The Disposable Heroes of Hiphoprisy view television as a drug that’s just as bad as any other addictive drug. The song is a statement against the ills of watching too much TV and encourages its listeners to stop.
The track is critical of politicians, systemic racism, the education system, and many other ills of society.
5. “Kicking Television” by Wilco
Song Year: 2005
Wilco wants you to turn off the TV and go out and enjoy life. “Kicking Television” encourages listeners to go to a rock concert instead.
To Wilco, a rock concert is the antithesis of television. Instead of sitting alone in your home and glued to the tube, you’re out with friends and strangers experiencing life. Live music is the best cure for television addiction.
The song also became the title of Wilco’s live album, “Kicking Television: Live in Chicago” in 2005.
6. “The Revolution Will Not Be Televised” by Gil Scott-Heron
Song Year: 1971
Perhaps the original anti-television anthem, “The Revolution Will Not Be Televised” premiered in 1971. The song is a call to action for Americans and African Americans in particular.
During the 60s, the United States was a place of turmoil and political revolution. The song explains how your television won’t show you what’s happening in the real world.
From African American rights to Anti-Vietnam War protests you won’t see it on TV. Gil Scott-Heron demands listeners to be the change they want in the world in this revolutionary anthem.
7. “Found a Job” by Talking Heads
Song Year: 1978
The Talking Heads use “Found a Job” to encourage and inspire listeners. The story of the song begins with a couple bored with the quality of TV shows.
Inspired, the couple decide to begin their show. Surprisingly, the song becomes a hit, and the couple’s relationship flourishes thanks to the show.
The moral of the song encourages listeners to seek out a life that will enjoy. Doing what you love in life is the best way to enjoy life. If you’re not doing what you love, then you're doing something wrong, and it’s time for a change.
8. “I’m the Slime” by Frank Zappa
Song Year: 1973
While the lyrics might be cryptic, “I’m the Slime” is a song about the ills of television.
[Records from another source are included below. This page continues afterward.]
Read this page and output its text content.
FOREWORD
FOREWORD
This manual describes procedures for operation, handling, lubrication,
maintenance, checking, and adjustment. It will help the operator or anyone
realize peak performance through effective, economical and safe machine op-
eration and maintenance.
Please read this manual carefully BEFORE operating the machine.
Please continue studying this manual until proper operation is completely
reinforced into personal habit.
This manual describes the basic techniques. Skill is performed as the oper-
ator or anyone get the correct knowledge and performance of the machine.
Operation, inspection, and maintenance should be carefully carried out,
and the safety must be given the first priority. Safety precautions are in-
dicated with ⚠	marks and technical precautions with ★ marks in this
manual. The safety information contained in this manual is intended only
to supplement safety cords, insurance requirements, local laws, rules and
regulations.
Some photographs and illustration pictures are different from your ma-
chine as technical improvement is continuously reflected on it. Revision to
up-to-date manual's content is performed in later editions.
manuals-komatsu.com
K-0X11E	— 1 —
Frank Zappa delivers intro lyrics as a riddle. He describes himself as a tool for the government and capitalism. He also describes himself as vile yet you can’t look away.
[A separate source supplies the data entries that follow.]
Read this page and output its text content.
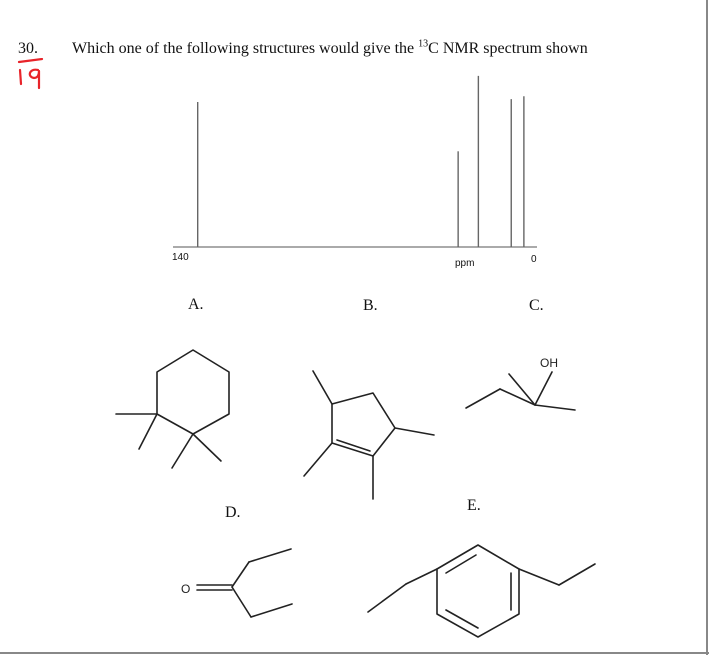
30. Which one of the following structures would give the $^{13}$C NMR spectrum shown
140
ppm	0
A.	B.	C.
D.	E.
OH
O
The second verse of the song gives you the answer to the riddle, and that answer is television.
“I’m the Slime” was recorded at Ike & Tina Turner’s Bolic Sound Studio, and if you listen closely, you can hear the legendary Tina Turner on backup vocals for this track.
9. “My Country” by Randy Newman
Song Year: 1999
Randy Newman often has a unique satirical take on many of his songs. “My Country” is no exception.
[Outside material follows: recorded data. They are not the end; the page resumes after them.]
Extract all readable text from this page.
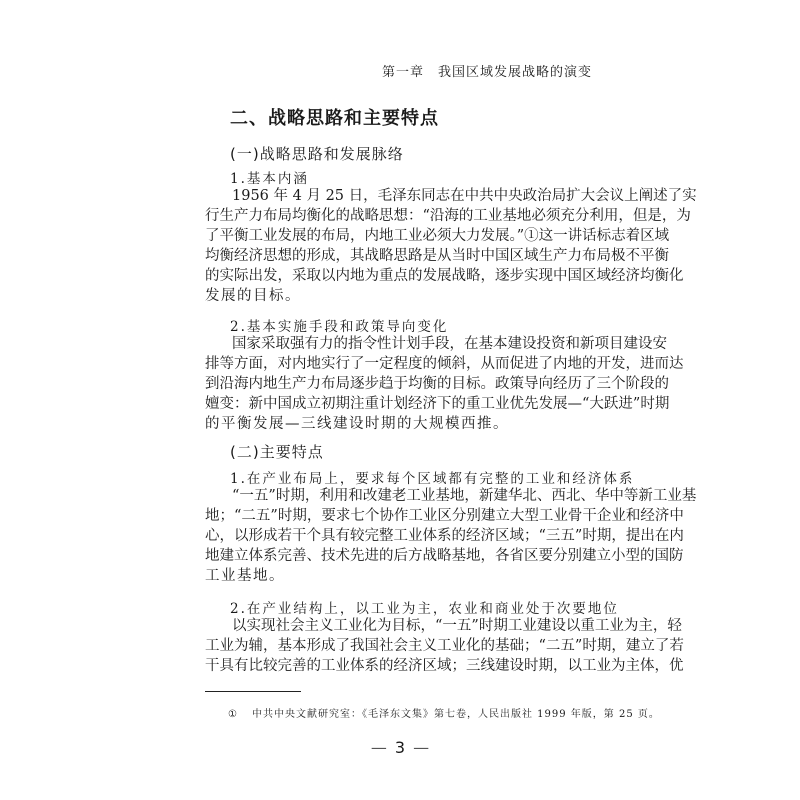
第一章　我国区域发展战略的演变
二、战略思路和主要特点
(一)战略思路和发展脉络
1.基本内涵
1956 年 4 月 25 日，毛泽东同志在中共中央政治局扩大会议上阐述了实
行生产力布局均衡化的战略思想：“沿海的工业基地必须充分利用，但是，为
了平衡工业发展的布局，内地工业必须大力发展。”①这一讲话标志着区域
均衡经济思想的形成，其战略思路是从当时中国区域生产力布局极不平衡
的实际出发，采取以内地为重点的发展战略，逐步实现中国区域经济均衡化
发展的目标。
2.基本实施手段和政策导向变化
国家采取强有力的指令性计划手段，在基本建设投资和新项目建设安
排等方面，对内地实行了一定程度的倾斜，从而促进了内地的开发，进而达
到沿海内地生产力布局逐步趋于均衡的目标。政策导向经历了三个阶段的
嬗变：新中国成立初期注重计划经济下的重工业优先发展—“大跃进”时期
的平衡发展—三线建设时期的大规模西推。
1.在产业布局上，要求每个区域都有完整的工业和经济体系
“一五”时期，利用和改建老工业基地，新建华北、西北、华中等新工业基
地；“二五”时期，要求七个协作工业区分别建立大型工业骨干企业和经济中
心，以形成若干个具有较完整工业体系的经济区域；“三五”时期，提出在内
地建立体系完善、技术先进的后方战略基地，各省区要分别建立小型的国防
工业基地。
2.在产业结构上，以工业为主，农业和商业处于次要地位
以实现社会主义工业化为目标，“一五”时期工业建设以重工业为主，轻
工业为辅，基本形成了我国社会主义工业化的基础；“二五”时期，建立了若
干具有比较完善的工业体系的经济区域；三线建设时期，以工业为主体，优
(二)主要特点
① 中共中央文献研究室：《毛泽东文集》第七卷，人民出版社 1999 年版，第 25 页。
— 3 —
Newman takes us on a journey back to a simpler time when everyone in the family would join together and sit around the television. He provides detailed imagery of his childhood as he and his family sat and watched the tv and how they couldn’t look away.
Unfortunately, time doesn’t stand still, and the kids eventually grow up and leave. Now the kids have TVs and families of their own, and the parents are along with their television
10. “She Watch Channel Zero?” By Public Enemy
Song Year: 1988
Collaborating with Slayer, Public Enemy released “She Watch Channel Zero” in 1988. Inspired by Gil Scott-Heron’s The Revolution Will Not Be Televised,” Public Enemy delivers their signature mix of hard-hitting beats and poignant lyrics on this track.
The song explains the dangers of watching too much TV. Chuck D. explains that no matter how long you change the channel, you’ll just end up brainwashed. No matter what channel you watch, the shows are blinding you to reality.